Token Budget States¶
State Indicator Token Usage Behavior
─────────────────────────────────────────────
NORMAL < 80% Continue normally
WARNING 80-95% Auto-compact if enabled
CRITICAL > 95% May force truncation
EXHAUSTED >= 100% Loop terminates
The system tracks tokens in real-time and adjusts behavior accordingly.
Automatic Compaction¶
Trigger Conditions¶
Automatic compaction occurs when:
- Token usage enters WARNING state (80%+ of budget) AND
- Auto-compact is enabled (default: yes)
Example:
Budget: 100,000 tokens
Current usage: 84,000 tokens (84%)
→ WARNING state → autoCompact() triggered
→ Compress old messages
→ Reclaim 40,000 tokens
→ Continue with 44,000 tokens available
Compaction Algorithm¶
The compact() function applies the following strategy:
function compact(messages: Message[], config: CompactConfig) {
// Step 1: Find compaction boundary
// Skip recent messages, start from older ones
const boundaryIndex = findCompactionBoundary(
messages,
keepRecentMessages: 5, // Always keep 5 recent
minCompactSize: 10000 // Need at least 10k tokens to compact
)
// Step 2: Build pre-compact messages (unchanged)

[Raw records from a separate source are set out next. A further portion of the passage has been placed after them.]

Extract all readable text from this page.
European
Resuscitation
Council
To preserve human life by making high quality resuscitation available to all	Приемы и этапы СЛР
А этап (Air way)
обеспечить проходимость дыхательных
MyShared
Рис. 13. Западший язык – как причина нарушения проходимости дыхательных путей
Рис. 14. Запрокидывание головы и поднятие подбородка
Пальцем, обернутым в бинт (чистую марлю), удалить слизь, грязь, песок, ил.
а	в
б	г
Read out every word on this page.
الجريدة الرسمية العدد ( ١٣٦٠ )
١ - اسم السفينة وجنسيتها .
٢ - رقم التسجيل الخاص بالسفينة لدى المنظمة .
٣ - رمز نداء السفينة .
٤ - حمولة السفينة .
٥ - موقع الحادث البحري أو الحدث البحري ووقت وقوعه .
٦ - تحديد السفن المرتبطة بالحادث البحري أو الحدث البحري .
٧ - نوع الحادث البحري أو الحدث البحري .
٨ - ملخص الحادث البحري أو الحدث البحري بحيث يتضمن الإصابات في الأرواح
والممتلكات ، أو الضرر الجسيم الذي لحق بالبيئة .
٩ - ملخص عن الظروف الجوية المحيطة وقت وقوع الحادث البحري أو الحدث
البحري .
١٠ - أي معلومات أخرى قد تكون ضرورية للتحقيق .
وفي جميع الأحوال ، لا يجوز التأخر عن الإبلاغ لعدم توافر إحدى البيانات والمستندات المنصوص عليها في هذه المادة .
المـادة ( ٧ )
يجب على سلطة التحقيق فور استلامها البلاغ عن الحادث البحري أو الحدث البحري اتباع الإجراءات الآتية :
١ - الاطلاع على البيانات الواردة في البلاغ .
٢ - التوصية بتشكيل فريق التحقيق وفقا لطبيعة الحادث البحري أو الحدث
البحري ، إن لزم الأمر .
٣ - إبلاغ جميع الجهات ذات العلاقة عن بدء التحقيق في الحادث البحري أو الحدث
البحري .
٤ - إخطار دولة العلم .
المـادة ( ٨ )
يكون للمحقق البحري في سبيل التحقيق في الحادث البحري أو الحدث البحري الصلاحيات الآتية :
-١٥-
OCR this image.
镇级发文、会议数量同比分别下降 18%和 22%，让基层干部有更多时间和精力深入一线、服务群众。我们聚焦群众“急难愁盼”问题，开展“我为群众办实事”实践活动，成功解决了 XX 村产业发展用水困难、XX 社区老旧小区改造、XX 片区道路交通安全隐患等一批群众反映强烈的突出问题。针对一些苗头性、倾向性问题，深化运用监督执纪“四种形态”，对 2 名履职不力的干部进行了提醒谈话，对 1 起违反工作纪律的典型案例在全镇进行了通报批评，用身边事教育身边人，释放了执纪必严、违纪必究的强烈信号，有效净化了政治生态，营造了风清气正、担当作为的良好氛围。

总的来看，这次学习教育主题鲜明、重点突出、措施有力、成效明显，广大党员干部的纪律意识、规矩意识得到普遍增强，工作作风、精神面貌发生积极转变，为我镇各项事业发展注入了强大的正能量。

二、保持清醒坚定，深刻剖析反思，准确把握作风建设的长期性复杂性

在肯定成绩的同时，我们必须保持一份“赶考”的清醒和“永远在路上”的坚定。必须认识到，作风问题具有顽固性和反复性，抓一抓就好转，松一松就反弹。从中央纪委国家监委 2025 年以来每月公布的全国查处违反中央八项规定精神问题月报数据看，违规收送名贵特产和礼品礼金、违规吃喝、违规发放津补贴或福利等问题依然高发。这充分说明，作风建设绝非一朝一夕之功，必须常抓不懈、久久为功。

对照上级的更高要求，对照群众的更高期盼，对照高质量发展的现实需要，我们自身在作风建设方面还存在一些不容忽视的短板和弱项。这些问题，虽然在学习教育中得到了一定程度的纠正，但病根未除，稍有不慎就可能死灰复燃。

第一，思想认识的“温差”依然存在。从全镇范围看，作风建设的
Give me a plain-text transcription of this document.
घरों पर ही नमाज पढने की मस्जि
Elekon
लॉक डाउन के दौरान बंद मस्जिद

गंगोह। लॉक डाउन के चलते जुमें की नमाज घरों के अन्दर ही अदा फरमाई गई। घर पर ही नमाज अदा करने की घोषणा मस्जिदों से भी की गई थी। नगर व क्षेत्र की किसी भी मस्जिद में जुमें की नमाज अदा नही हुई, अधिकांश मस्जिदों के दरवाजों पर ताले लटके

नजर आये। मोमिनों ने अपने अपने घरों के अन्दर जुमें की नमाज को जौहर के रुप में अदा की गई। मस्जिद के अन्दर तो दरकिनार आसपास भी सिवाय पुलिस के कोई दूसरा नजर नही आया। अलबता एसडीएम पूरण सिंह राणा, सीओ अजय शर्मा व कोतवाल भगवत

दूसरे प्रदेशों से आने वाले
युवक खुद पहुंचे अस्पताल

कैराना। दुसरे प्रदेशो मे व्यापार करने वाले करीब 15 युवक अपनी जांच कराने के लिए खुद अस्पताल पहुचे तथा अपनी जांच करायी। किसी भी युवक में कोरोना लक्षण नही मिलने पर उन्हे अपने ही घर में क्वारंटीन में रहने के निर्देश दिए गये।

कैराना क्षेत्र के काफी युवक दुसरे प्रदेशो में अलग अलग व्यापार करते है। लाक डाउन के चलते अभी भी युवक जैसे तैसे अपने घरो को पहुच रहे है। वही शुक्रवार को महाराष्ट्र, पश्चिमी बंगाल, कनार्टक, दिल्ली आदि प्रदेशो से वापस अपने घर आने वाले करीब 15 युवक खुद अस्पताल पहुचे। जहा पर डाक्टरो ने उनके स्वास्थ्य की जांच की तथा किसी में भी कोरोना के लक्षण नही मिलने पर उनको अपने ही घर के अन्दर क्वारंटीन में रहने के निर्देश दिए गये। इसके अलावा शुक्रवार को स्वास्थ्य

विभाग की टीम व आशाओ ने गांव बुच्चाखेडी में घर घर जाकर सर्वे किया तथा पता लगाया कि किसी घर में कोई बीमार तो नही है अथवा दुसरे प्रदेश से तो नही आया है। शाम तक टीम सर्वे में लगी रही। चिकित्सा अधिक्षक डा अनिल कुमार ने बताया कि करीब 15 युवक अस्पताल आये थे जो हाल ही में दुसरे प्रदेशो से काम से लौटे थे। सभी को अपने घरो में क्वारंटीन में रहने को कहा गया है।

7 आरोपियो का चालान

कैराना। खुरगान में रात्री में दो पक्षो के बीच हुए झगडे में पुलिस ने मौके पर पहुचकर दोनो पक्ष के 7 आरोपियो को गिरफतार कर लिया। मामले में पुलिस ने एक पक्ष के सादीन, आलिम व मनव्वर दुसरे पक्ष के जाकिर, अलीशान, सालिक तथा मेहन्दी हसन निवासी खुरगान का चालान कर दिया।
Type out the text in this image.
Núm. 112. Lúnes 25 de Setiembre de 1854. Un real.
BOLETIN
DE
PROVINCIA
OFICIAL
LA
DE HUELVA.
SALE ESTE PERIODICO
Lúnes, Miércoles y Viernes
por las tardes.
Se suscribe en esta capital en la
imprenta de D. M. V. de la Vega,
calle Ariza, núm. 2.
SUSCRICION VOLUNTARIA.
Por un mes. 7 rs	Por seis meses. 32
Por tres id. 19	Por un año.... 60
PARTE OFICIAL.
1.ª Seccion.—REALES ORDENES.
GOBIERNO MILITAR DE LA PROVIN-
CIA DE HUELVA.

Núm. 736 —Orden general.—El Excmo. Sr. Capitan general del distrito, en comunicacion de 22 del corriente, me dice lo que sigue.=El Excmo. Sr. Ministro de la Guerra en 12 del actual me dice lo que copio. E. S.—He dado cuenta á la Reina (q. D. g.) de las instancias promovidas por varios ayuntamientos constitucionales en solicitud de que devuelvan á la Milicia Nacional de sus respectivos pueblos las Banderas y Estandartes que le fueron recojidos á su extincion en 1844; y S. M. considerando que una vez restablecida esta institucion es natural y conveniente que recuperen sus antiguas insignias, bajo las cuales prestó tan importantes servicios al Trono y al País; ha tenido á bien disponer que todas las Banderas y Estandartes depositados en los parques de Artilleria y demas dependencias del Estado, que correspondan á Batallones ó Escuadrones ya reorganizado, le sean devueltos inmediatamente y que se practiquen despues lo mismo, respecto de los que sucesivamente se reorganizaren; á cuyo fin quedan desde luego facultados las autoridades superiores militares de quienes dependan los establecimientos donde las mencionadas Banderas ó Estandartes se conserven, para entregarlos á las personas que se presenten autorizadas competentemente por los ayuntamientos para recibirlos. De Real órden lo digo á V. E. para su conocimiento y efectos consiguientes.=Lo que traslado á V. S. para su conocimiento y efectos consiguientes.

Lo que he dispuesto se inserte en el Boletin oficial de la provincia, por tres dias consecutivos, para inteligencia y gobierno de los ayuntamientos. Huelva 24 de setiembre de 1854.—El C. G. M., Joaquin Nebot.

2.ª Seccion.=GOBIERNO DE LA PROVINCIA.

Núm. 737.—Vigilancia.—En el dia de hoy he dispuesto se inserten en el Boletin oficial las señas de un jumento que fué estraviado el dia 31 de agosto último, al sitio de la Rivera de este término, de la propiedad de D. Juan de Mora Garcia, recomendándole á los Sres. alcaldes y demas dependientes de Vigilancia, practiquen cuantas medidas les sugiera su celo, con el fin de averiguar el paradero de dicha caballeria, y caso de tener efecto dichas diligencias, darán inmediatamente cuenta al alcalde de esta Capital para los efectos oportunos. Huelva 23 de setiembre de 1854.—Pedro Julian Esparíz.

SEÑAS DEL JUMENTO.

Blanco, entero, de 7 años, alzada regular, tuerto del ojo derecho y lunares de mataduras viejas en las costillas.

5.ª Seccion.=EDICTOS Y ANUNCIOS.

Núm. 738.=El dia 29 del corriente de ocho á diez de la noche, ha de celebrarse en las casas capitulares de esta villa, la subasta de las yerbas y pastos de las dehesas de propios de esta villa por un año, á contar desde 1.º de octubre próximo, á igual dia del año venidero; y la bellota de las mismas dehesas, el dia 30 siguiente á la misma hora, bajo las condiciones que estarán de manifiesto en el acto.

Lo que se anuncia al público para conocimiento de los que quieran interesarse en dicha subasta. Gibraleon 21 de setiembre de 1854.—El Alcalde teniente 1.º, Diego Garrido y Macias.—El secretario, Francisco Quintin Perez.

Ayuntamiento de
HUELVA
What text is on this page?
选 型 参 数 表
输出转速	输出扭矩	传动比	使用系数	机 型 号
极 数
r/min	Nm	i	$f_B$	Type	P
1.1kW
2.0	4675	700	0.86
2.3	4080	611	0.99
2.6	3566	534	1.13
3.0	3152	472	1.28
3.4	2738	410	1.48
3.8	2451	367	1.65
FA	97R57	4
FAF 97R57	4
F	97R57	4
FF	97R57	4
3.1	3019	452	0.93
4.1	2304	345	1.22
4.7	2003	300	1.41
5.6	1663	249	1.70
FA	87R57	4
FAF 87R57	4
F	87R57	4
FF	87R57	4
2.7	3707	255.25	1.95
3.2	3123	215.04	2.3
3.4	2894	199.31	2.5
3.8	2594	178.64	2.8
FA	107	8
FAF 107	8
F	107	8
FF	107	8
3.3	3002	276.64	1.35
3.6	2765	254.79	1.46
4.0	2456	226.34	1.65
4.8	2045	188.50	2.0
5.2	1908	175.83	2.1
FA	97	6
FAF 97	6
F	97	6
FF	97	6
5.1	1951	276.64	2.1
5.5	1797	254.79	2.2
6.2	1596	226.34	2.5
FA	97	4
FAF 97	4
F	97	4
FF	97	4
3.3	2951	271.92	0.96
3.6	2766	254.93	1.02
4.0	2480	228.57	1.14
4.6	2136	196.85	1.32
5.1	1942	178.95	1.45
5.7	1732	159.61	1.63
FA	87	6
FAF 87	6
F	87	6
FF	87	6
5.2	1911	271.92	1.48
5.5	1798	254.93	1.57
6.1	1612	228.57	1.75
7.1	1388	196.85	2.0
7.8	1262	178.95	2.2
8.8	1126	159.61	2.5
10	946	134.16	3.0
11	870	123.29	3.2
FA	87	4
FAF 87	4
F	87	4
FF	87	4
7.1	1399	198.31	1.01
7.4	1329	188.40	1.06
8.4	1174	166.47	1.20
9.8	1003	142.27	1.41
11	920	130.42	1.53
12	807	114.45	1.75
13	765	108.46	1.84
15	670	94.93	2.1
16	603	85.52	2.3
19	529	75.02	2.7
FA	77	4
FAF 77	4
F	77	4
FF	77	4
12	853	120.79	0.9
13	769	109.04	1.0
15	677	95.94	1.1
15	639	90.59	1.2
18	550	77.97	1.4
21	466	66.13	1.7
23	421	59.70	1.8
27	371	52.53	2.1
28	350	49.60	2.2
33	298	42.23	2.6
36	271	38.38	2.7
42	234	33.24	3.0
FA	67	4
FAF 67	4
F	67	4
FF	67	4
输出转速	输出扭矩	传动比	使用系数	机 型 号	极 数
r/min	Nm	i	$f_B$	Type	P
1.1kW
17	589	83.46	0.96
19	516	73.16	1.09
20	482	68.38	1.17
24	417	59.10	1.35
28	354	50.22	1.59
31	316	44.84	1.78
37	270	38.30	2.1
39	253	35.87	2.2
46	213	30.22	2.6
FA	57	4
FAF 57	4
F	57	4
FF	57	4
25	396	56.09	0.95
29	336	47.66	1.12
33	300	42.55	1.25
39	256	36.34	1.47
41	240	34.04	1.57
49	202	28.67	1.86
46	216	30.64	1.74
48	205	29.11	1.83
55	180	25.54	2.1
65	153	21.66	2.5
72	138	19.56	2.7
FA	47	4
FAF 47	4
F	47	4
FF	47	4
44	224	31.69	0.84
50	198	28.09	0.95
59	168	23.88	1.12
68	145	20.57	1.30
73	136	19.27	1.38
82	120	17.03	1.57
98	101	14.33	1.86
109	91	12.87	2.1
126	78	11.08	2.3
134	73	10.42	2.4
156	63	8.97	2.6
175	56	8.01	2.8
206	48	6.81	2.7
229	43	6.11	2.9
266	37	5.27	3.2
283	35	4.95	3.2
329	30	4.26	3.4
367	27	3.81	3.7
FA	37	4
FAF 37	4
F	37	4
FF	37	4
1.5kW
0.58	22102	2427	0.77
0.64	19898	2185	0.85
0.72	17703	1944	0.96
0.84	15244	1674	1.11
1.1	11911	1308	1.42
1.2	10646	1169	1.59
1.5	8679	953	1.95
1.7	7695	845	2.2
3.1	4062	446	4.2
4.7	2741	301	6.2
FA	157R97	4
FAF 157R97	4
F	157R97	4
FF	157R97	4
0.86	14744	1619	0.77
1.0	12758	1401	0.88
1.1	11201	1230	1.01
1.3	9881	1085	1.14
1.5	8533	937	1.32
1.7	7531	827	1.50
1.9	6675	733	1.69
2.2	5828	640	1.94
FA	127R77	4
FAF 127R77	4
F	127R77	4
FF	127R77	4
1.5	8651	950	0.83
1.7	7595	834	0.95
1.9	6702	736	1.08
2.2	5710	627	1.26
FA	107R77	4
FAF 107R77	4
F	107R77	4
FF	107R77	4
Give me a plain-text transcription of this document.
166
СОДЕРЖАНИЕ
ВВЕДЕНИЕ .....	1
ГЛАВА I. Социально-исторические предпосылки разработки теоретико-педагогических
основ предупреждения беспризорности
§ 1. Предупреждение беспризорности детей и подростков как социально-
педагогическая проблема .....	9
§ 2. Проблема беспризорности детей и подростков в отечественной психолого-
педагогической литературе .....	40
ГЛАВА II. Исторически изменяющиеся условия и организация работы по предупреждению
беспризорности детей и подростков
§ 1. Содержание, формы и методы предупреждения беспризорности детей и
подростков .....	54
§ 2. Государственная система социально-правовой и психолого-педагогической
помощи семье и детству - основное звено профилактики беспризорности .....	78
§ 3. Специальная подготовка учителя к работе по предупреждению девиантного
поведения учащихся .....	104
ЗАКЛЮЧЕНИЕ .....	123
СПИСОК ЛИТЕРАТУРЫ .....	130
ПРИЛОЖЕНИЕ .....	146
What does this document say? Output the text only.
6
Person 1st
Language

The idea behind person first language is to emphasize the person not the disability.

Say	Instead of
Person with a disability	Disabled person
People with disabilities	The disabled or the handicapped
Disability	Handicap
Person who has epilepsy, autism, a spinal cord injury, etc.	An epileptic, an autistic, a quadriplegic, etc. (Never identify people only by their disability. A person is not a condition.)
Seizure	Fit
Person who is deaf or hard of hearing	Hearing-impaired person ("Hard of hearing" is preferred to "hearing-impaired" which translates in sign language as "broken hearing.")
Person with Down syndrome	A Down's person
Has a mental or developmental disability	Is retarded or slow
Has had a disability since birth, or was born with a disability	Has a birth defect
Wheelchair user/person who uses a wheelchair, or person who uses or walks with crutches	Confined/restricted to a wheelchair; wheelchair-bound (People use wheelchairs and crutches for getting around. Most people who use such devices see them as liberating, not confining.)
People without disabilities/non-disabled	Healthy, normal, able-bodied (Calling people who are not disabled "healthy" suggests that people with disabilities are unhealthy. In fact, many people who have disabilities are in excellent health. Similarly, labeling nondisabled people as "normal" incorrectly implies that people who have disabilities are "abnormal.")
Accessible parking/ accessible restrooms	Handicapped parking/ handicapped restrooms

const preCompactMessages = messages.slice(0, boundaryIndex)
// Step 3: Generate summary
const summary = await generateCompactSummary(
preCompactMessages,
{
includeToolUse: true,
includeReasons: true,
preserveState: ["tasks", "permissions"]
}
)
// Step 4: Create boundary message
const boundaryMessage = {
type: "SystemCompactBoundaryMessage",
content: summary,
timestamp: Date.now(),
tokensReclaimed: preCompactTokens - summaryTokens
}
// Step 5: Build post-compact messages
const postCompactMessages = [
boundaryMessage, // Synthetic message marking compaction point
...messages.slice(boundaryIndex) // Recent messages unchanged
]
// Step 6: Return compressed messages
return postCompactMessages
}
Compaction Example¶
Before Compaction¶
Message 1: User: "Analyze this bug"
[50 tokens]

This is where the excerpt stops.